Les retrouvailles au FME

Stéphanie et Mélanie Boulay ont offert en primeur plusieurs chansons tirées de leur nouvel album, qui paraîtra vendredi prochain.
Photo: Louis Jalbert Stéphanie et Mélanie Boulay ont offert en primeur plusieurs chansons tirées de leur nouvel album, qui paraîtra vendredi prochain.

La 17e édition du Festival de Musique émergente d’Abitibi-Témiscamingue s’est ouverte jeudi soir avec une primeur : le retour sur scène des Soeurs Boulay après quasiment deux ans d’absence. Leur concert revampé a gagné en tonus sans rien n’avoir perdu en confidences, ce qui, présume-t-on, annonce les couleurs du nouvel album La Mort des étoiles, qui paraîtra vendredi prochain et dont elles ont offert plusieurs extraits aux fans réunis dans cette Agora des arts affichant complet.

Présumons, puisque nous n’avons pas encore entendu ce disque nouveau, hormis les extraits déjà dévoilés, la superbe Nous après nous que tous connaissaient déjà par coeur hier (cette simple mélodie au refrain !), la chanson-titre ainsi que Je rêve, toutes offertes jeudi. Aux Rouyn-norandais alors l’exclusivité, non seulement du nouveau concert, mais de l’album complet ! Il était là, étendu sur la table de marchandises à vendre au public, en format vinyle et cd, une semaine avant d’atterrir chez les disquaires !
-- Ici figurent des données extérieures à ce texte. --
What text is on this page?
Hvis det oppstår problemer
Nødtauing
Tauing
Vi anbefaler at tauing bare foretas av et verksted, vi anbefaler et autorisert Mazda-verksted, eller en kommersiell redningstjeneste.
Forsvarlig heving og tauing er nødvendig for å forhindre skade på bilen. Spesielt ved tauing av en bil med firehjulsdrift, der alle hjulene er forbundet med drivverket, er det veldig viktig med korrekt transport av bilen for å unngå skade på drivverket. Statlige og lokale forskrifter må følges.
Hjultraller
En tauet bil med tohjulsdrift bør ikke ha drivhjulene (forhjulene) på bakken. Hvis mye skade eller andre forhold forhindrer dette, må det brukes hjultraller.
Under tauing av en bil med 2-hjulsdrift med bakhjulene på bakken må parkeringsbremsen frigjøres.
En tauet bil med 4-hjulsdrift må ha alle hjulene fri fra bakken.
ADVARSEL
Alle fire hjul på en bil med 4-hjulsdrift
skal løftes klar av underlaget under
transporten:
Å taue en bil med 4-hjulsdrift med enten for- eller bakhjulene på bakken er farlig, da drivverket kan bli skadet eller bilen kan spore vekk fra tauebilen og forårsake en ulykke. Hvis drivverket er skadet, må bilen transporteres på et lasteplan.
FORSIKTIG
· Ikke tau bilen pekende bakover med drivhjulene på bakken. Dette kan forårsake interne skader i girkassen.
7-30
Les soeurs ont néanmoins choisi d’ouvrir en terrain connu… Ou presque. Par le chignon du cou de leur premier album (Le Poids des confettis, 2012) s’était débarrassée du swing country-folk originel pour se poser sur une rythmique nettement plus rock qui, là encore, donne un signe quant à la direction du quatrième album : le folk et le country demeureront dans le code génétique des chansons de Mélanie et Stéphanie, mais il semble maintenant être temps d’aller explorer autre chose.

Mais puisqu’on ne se refait pas totalement, les Boulay sont vite retombées dans leurs habitudes. Après avoir crêpé le chignon du cou, elles se sont longuement adressées à l’auditoire, parlant d’album solo, de maternité (il fut notamment question de plancher pelvien, pour tout vous dire), de rêves à accomplir et à partager en message privé aux soeurs via Instagram… Et quoi encore ? C’est Mélanie qui l’a dit : « On s’était vraiment ennuyées de vous ! »
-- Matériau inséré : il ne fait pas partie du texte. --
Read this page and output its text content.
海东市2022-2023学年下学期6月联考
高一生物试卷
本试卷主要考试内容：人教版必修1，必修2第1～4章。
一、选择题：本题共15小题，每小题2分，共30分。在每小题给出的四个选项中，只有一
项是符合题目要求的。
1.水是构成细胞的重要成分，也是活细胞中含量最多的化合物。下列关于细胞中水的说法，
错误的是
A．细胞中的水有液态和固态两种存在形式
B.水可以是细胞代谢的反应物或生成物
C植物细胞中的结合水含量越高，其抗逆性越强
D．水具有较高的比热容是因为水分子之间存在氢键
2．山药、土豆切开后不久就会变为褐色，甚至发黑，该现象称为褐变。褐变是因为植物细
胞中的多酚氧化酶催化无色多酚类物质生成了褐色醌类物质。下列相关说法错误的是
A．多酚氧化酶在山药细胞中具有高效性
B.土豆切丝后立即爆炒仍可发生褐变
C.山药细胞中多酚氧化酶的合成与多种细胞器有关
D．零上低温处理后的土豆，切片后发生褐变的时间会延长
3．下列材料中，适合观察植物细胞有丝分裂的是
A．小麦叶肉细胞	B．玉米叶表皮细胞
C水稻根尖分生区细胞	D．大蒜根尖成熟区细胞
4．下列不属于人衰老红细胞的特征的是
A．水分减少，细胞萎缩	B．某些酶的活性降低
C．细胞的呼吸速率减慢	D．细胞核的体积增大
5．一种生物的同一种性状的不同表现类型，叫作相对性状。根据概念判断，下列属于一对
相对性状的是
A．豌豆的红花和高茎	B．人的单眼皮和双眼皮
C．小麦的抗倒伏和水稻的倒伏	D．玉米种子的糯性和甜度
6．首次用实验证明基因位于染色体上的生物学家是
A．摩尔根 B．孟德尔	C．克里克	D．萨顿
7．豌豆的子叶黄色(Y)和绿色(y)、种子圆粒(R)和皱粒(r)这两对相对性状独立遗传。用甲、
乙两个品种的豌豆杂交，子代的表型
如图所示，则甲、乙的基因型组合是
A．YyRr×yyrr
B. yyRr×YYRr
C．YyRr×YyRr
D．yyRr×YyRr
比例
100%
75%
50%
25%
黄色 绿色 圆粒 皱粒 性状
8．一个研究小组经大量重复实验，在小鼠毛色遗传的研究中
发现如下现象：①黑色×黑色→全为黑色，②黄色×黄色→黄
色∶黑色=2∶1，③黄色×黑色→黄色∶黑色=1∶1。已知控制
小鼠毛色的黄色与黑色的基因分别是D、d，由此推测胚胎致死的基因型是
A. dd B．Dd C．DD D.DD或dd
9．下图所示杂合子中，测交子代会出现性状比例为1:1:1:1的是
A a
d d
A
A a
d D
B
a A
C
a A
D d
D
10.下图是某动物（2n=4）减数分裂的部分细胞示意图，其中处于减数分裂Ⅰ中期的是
Enchaînant avec Cul-de-sac (encore du premier disque) puis Les Couteaux à beurre (de 4488 de l’Amour, 2015) dans l’esprit folk-pop qui a fait le succès du duo, les Soeurs Boulay ont vite enchaîné avec une inédite intitulée Au doigt, au texte percutant abordant le thème de la soumission, le batteur jouant avec des maillets alors que Stéphanie avait déposé sa guitare pour accompagner aux percussions. Une chanson lourde, dans tous les sens du mot.
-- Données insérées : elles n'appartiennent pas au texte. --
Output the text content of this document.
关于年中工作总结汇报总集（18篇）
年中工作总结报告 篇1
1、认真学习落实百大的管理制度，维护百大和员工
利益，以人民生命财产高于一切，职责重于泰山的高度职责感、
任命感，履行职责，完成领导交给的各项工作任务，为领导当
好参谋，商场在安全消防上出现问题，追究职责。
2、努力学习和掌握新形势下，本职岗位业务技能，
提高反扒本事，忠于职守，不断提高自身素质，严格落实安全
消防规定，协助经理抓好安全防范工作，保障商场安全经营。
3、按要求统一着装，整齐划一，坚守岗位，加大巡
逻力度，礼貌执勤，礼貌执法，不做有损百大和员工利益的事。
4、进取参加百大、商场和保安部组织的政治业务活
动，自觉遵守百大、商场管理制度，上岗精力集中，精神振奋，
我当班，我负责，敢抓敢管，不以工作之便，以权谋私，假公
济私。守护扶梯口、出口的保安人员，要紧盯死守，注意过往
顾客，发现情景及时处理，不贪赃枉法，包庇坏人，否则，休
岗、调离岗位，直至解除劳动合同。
C’est toutefois la nouvelle chanson Léonard qui a fait le plus grand effet auprès de la foule la découvrant. Une composition de Mélanie, vraisemblablement, portant le nom de son fils, qu’elle a interprétée presque en solo (Stéphanie aux choeurs et à la guitare électrique), assise au piano, le refrain allant ainsi : « On a beau mettre quelqu’un au monde / On ne possède personne ». Avec Nous après nous chantée juste après, la foule a eu l’impression de recevoir deux claques, et ceux qui discutaient peinards en début de concert comme s’ils étaient dans leur salon ont fini par se taire après ça.

La première moitié penchait vers les ballades folk-pop, la seconde a revigoré les Boulay, leurs deux accompagnateurs et les spectateurs, à coup de succès : six ans plus tard, la tendre et amère Mappemonde est devenue une joyeuse ballade que les fans chantent en se défoulant de leurs amours ratées, Des Shooters de fort sur ton bras a le même effet rassembleur, et ainsi de suite jusqu’au Show de boucane, pop et pétillante, offerte avant le rappel.

Lequel était constitué de trois inédites, La Mort des étoiles, Je rêve puis Immensité. La première brillait par sa simplicité, s’appuyant sur les harmonies vocales des Boulay, la seconde se présentait comme une légère chanson pop rétro que Stéphanie aurait pu ajouter à son propre album solo (le sympathique Ce que je te donne ne disparaît pas, 2018), alors que la ballade finale s’annonçait déjà comme une autre de ces chansons que les fans apprendront par coeur.